US Attorney’s Plan to Protect Police Draws Warnings About Rights Violations

WASHINGTON — The interim U.S. Attorney for the District of Columbia said this week he no longer plans to turn over potentially discrediting information about police officers to judges or defense attorneys before the officers testify at criminal trials.
The announcement is raising questions about whether it could violate defendants’ legal rights to a fair trial.
“It’s going to interfere with the Constitution, really,” a Washington attorney who handles public defender cases told The Well News. He asked not to be named.
It also creates possibilities that prosecuting attorneys could be penalized or disbarred by judges or the D.C. Bar’s Board on Professional Responsibility for failing to follow proper court procedures.
“They could,” the attorney said. “I think it’s going to lead to a lot more litigation.”
The announcement from interim U.S. Attorney Ed Martin refers to “Lewis Lists.”
Lewis Lists are records of troublesome or untruthful behavior by police officers that would tend to undercut their credibility when they testify at trials. It is derived from the 1979 District of Columbia Court of Appeals ruling in Lewis v. United States.
The court said that the due process clause of the Constitution requires prosecutors to give the defense attorneys and judges any significant evidence they hold that suggests a defendant is not guilty, including information showing misconduct by police.
Defense attorneys sometimes use Lewis List information to challenge the credibility of officers who accuse defendants of crimes. The information also can interfere with officers’ opportunities for promotions or pay raises.
The legal term for the information is exculpatory evidence. The Lewis Lists are held by U.S. attorneys’ offices.
Martin said he would withhold the information as a show of support for police. He made the announcement on the social media site X.
The U.S. Attorney’s Office “will no longer allow judges or others to gratuitously damage your careers because of the outside impact of inexact characterizations,” he wrote in a memo addressed to “Our Cops and Law Enforcement Officers.”
“More and more, I hear from Men and Women in Blue that they want to know we have their backs. We do and we will,” Martin wrote.
He said the policy shift was a way to “stand up to judges” and “anyone who maligns our officers for sport or advantage unfairly.”
Some attorneys are saying Martin is overstepping his authority.
Under Rule 3.8e of the District of Columbia Bar’s Rules of Professional Responsibility, a prosecutor is forbidden from intentionally failing “to disclose to the defense … any evidence or information that the prosecutor knows or reasonably should know tends to negate the guilt of the accused or to mitigate the offense.”
Judges or the D.C. Bar can discipline prosecutors who violate the rule by fining them, sentencing them to jail or taking away their licenses to practice law.
A high-profile example of what happens for violating exculpatory evidence rules followed the criminal conviction of former Alaska Republican Sen.

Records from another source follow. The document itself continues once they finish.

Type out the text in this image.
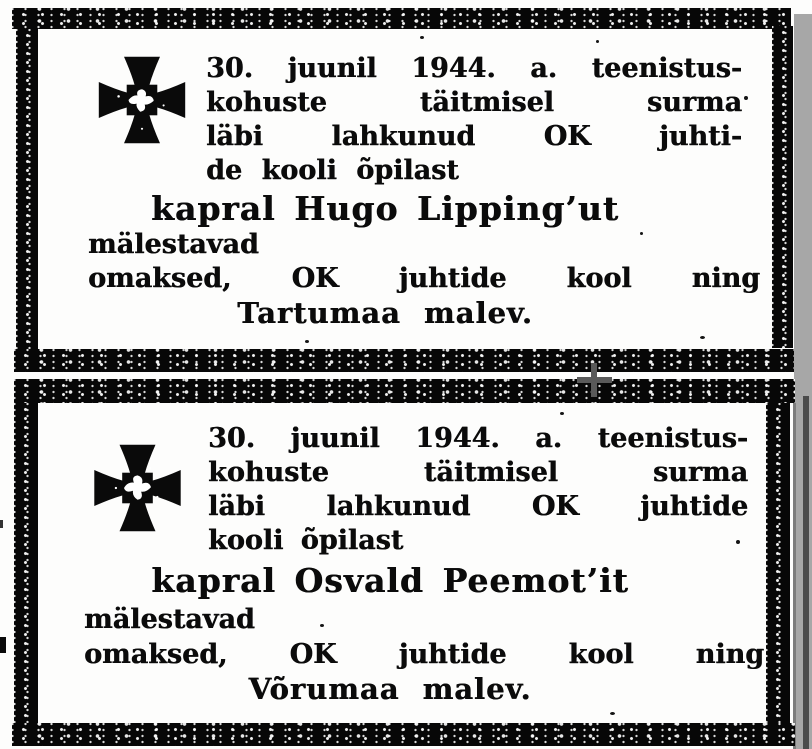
30. juunil 1944. a. teenistus-
kohuste täitmisel surma
läbi lahkunud OK juhti-
de kooli õpilast
kapral Hugo Lipping’ut
mälestavad
omaksed, OK juhtide kool ning
Tartumaa malev.
30. juunil 1944. a. teenistus-
kohuste täitmisel surma
läbi lahkunud OK juhtide
kooli õpilast
kapral Osvald Peemot’it
mälestavad
omaksed, OK juhtide kool ning
Võrumaa malev.
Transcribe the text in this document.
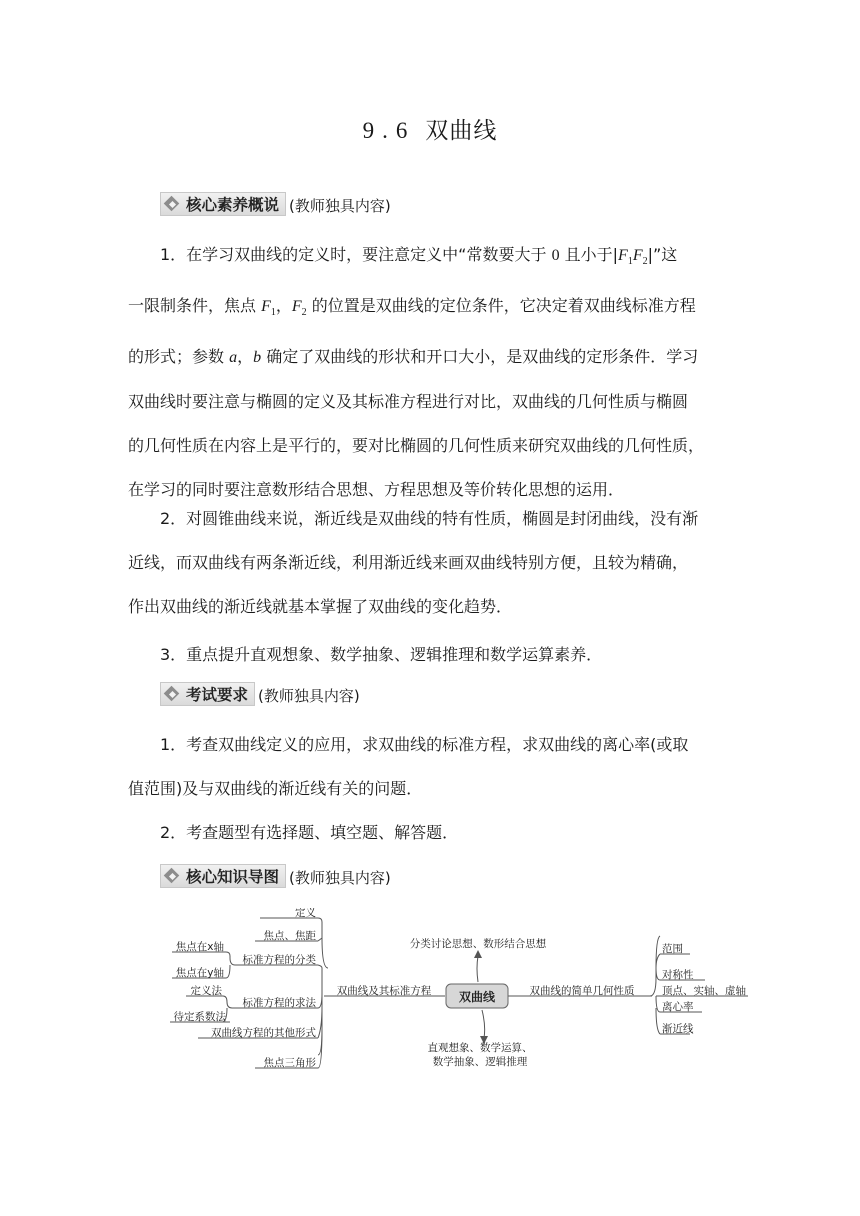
9.6 双曲线
核心素养概说 (教师独具内容)
1．在学习双曲线的定义时，要注意定义中“常数要大于 0 且小于$|F_1F_2|$”这
一限制条件，焦点 $F_1$，$F_2$ 的位置是双曲线的定位条件，它决定着双曲线标准方程
的形式；参数 a，b 确定了双曲线的形状和开口大小，是双曲线的定形条件．学习
双曲线时要注意与椭圆的定义及其标准方程进行对比，双曲线的几何性质与椭圆
的几何性质在内容上是平行的，要对比椭圆的几何性质来研究双曲线的几何性质，
在学习的同时要注意数形结合思想、方程思想及等价转化思想的运用．
2．对圆锥曲线来说，渐近线是双曲线的特有性质，椭圆是封闭曲线，没有渐
近线，而双曲线有两条渐近线，利用渐近线来画双曲线特别方便，且较为精确，
作出双曲线的渐近线就基本掌握了双曲线的变化趋势．
3．重点提升直观想象、数学抽象、逻辑推理和数学运算素养．
考试要求 (教师独具内容)
1．考查双曲线定义的应用，求双曲线的标准方程，求双曲线的离心率(或取
值范围)及与双曲线的渐近线有关的问题．
2．考查题型有选择题、填空题、解答题．
核心知识导图 (教师独具内容)
双曲线
分类讨论思想、数形结合思想
直观想象、数学运算、
数学抽象、逻辑推理
双曲线及其标准方程	双曲线的简单几何性质
定义
焦点、焦距
标准方程的分类
标准方程的求法
双曲线方程的其他形式
焦点三角形
焦点在x轴
焦点在y轴
定义法
待定系数法
范围
对称性
顶点、实轴、虚轴
离心率
渐近线
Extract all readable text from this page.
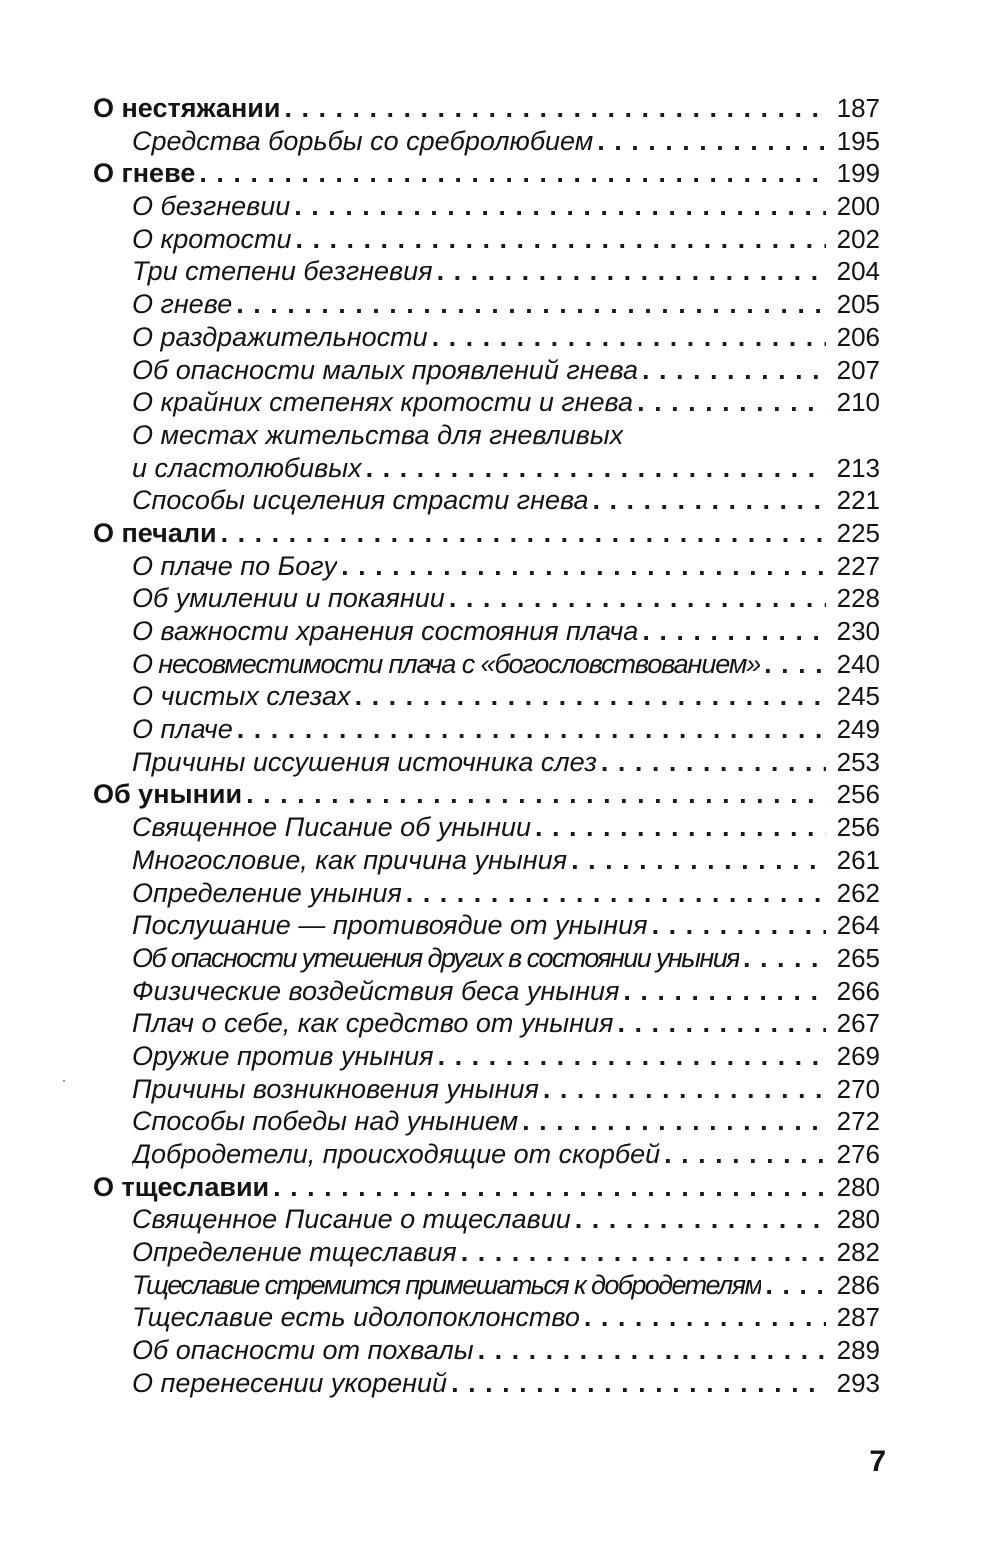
О нестяжании . . .	187
Средства борьбы со сребролюбием . . .	195
О гневе . . .	199
О безгневии . . .	200
О кротости . . .	202
Три степени безгневия . . .	204
О гневе . . .	205
О раздражительности . . .	206
Об опасности малых проявлений гнева . . .	207
О крайних степенях кротости и гнева . . .	210
О местах жительства для гневливых
и сластолюбивых . . .	213
Способы исцеления страсти гнева . . .	221
О печали . . .	225
О плаче по Богу . . .	227
Об умилении и покаянии . . .	228
О важности хранения состояния плача . . .	230
О несовместимости плача с «богословствованием» . . .	240
О чистых слезах . . .	245
О плаче . . .	249
Причины иссушения источника слез . . .	253
Об унынии . . .	256
Священное Писание об унынии . . .	256
Многословие, как причина уныния . . .	261
Определение уныния . . .	262
Послушание — противоядие от уныния . . .	264
Об опасности утешения других в состоянии уныния . . .	265
Физические воздействия беса уныния . . .	266
Плач о себе, как средство от уныния . . .	267
Оружие против уныния . . .	269
Причины возникновения уныния . . .	270
Способы победы над унынием . . .	272
Добродетели, происходящие от скорбей . . .	276
О тщеславии . . .	280
Священное Писание о тщеславии . . .	280
Определение тщеславия . . .	282
Тщеславие стремится примешаться к добродетелям . . .	286
Тщеславие есть идолопоклонство . . .	287
Об опасности от похвалы . . .	289
О перенесении укорений . . .	293
7
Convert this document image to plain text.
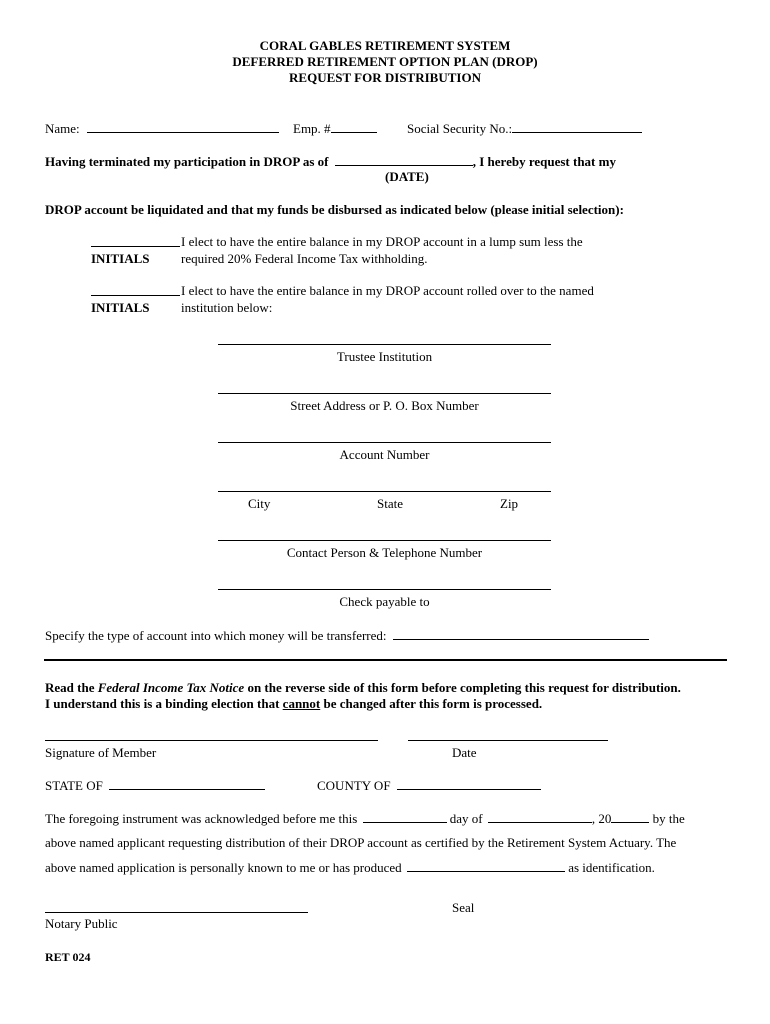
CORAL GABLES RETIREMENT SYSTEM
DEFERRED RETIREMENT OPTION PLAN (DROP)
REQUEST FOR DISTRIBUTION
Name:	Emp. #	Social Security No.:
Having terminated my participation in DROP as of	, I hereby request that my
(DATE)
DROP account be liquidated and that my funds be disbursed as indicated below (please initial selection):
I elect to have the entire balance in my DROP account in a lump sum less the
INITIALS required 20% Federal Income Tax withholding.
I elect to have the entire balance in my DROP account rolled over to the named
INITIALS institution below:
Trustee Institution
Street Address or P. O. Box Number
Account Number
City	State	Zip
Contact Person & Telephone Number
Check payable to
Specify the type of account into which money will be transferred:
Read the Federal Income Tax Notice on the reverse side of this form before completing this request for distribution.
I understand this is a binding election that cannot be changed after this form is processed.
Signature of Member	Date
STATE OF	COUNTY OF
The foregoing instrument was acknowledged before me this	day of	, 20	by the
above named applicant requesting distribution of their DROP account as certified by the Retirement System Actuary. The
above named application is personally known to me or has produced	as identification.
Seal
Notary Public
RET 024
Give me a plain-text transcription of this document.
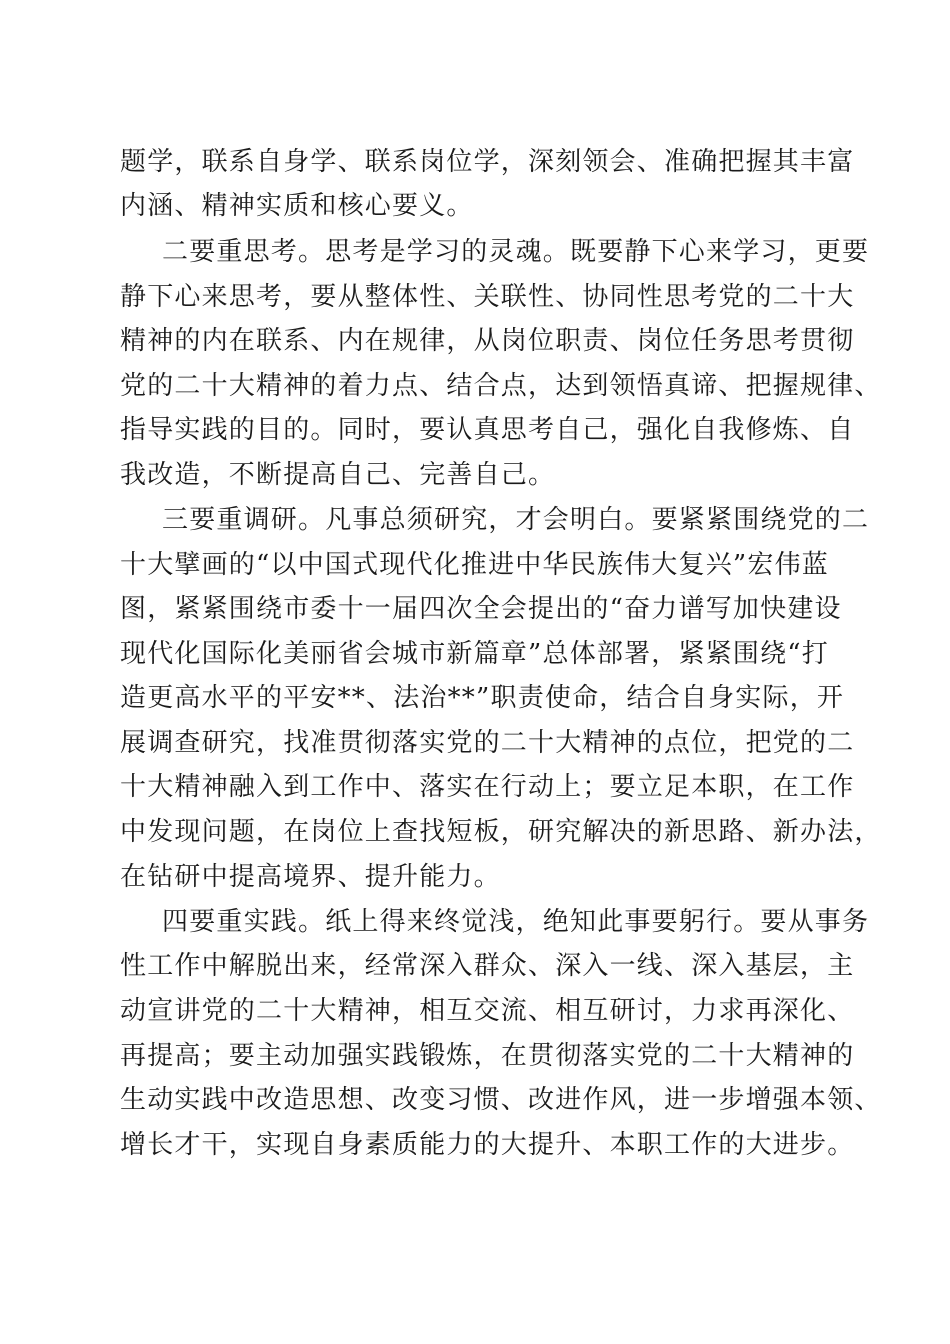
题学，联系自身学、联系岗位学，深刻领会、准确把握其丰富
内涵、精神实质和核心要义。
二要重思考。思考是学习的灵魂。既要静下心来学习，更要
静下心来思考，要从整体性、关联性、协同性思考党的二十大
精神的内在联系、内在规律，从岗位职责、岗位任务思考贯彻
党的二十大精神的着力点、结合点，达到领悟真谛、把握规律、
指导实践的目的。同时，要认真思考自己，强化自我修炼、自
我改造，不断提高自己、完善自己。
三要重调研。凡事总须研究，才会明白。要紧紧围绕党的二
十大擘画的“以中国式现代化推进中华民族伟大复兴”宏伟蓝
图，紧紧围绕市委十一届四次全会提出的“奋力谱写加快建设
现代化国际化美丽省会城市新篇章”总体部署，紧紧围绕“打
造更高水平的平安**、法治**”职责使命，结合自身实际，开
展调查研究，找准贯彻落实党的二十大精神的点位，把党的二
十大精神融入到工作中、落实在行动上；要立足本职，在工作
中发现问题，在岗位上查找短板，研究解决的新思路、新办法，
在钻研中提高境界、提升能力。
四要重实践。纸上得来终觉浅，绝知此事要躬行。要从事务
性工作中解脱出来，经常深入群众、深入一线、深入基层，主
动宣讲党的二十大精神，相互交流、相互研讨，力求再深化、
再提高；要主动加强实践锻炼，在贯彻落实党的二十大精神的
生动实践中改造思想、改变习惯、改进作风，进一步增强本领、
增长才干，实现自身素质能力的大提升、本职工作的大进步。
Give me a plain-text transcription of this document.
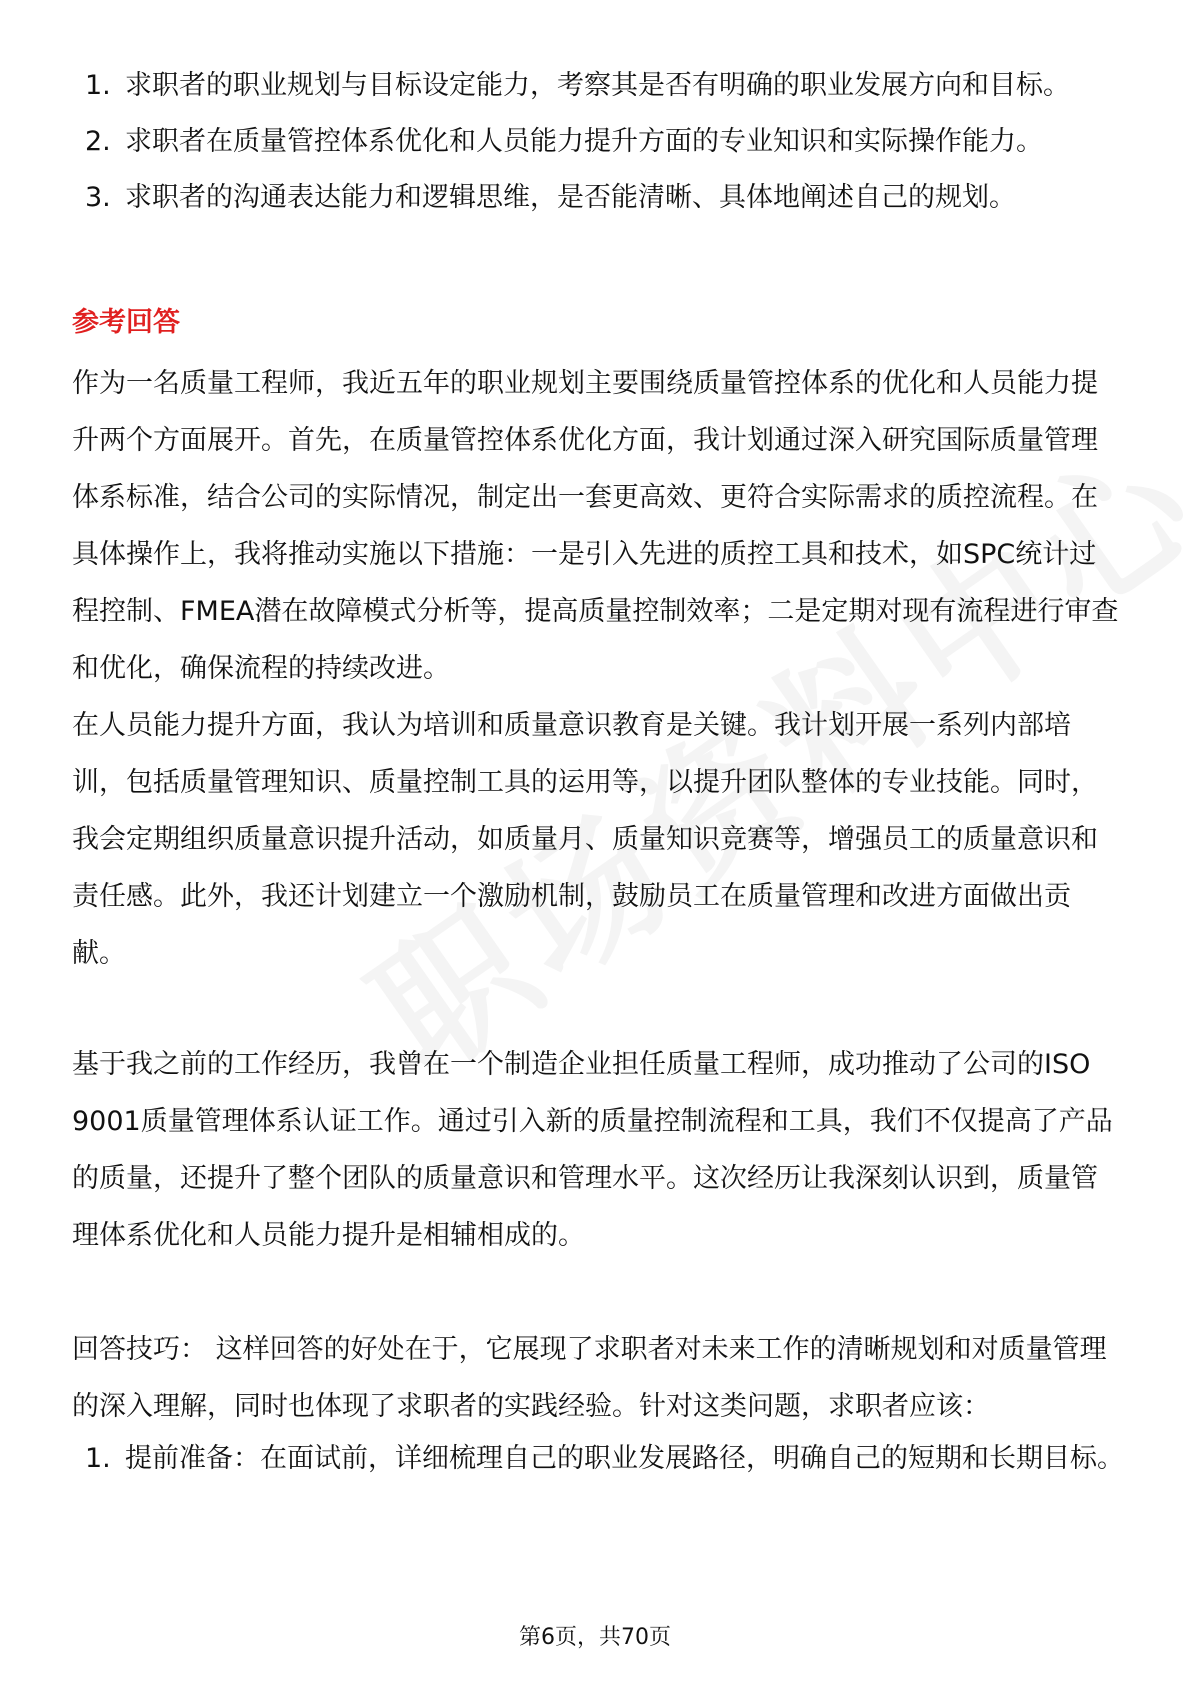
1. 求职者的职业规划与目标设定能力，考察其是否有明确的职业发展方向和目标。
2. 求职者在质量管控体系优化和人员能力提升方面的专业知识和实际操作能力。
3. 求职者的沟通表达能力和逻辑思维，是否能清晰、具体地阐述自己的规划。
参考回答

作为一名质量工程师，我近五年的职业规划主要围绕质量管控体系的优化和人员能力提升两个方面展开。首先，在质量管控体系优化方面，我计划通过深入研究国际质量管理体系标准，结合公司的实际情况，制定出一套更高效、更符合实际需求的质控流程。在具体操作上，我将推动实施以下措施：一是引入先进的质控工具和技术，如SPC统计过程控制、FMEA潜在故障模式分析等，提高质量控制效率；二是定期对现有流程进行审查和优化，确保流程的持续改进。

在人员能力提升方面，我认为培训和质量意识教育是关键。我计划开展一系列内部培训，包括质量管理知识、质量控制工具的运用等，以提升团队整体的专业技能。同时，我会定期组织质量意识提升活动，如质量月、质量知识竞赛等，增强员工的质量意识和责任感。此外，我还计划建立一个激励机制，鼓励员工在质量管理和改进方面做出贡献。

基于我之前的工作经历，我曾在一个制造企业担任质量工程师，成功推动了公司的ISO 9001质量管理体系认证工作。通过引入新的质量控制流程和工具，我们不仅提高了产品的质量，还提升了整个团队的质量意识和管理水平。这次经历让我深刻认识到，质量管理体系优化和人员能力提升是相辅相成的。

回答技巧： 这样回答的好处在于，它展现了求职者对未来工作的清晰规划和对质量管理的深入理解，同时也体现了求职者的实践经验。针对这类问题，求职者应该：

1. 提前准备：在面试前，详细梳理自己的职业发展路径，明确自己的短期和长期目标。
第6页，共70页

Ted Stevens in 2009. A jury found him guilty of seven corruption charges for financial improprieties.
A federal judge later threw out the conviction after evidence arose that prosecutors hid evidence of Stevens’ innocence. By then, he had lost his reelection bid for the Senate seat he held for 40 years.
The prosecutor accused of hiding the evidence was facing criminal charges before he committed suicide.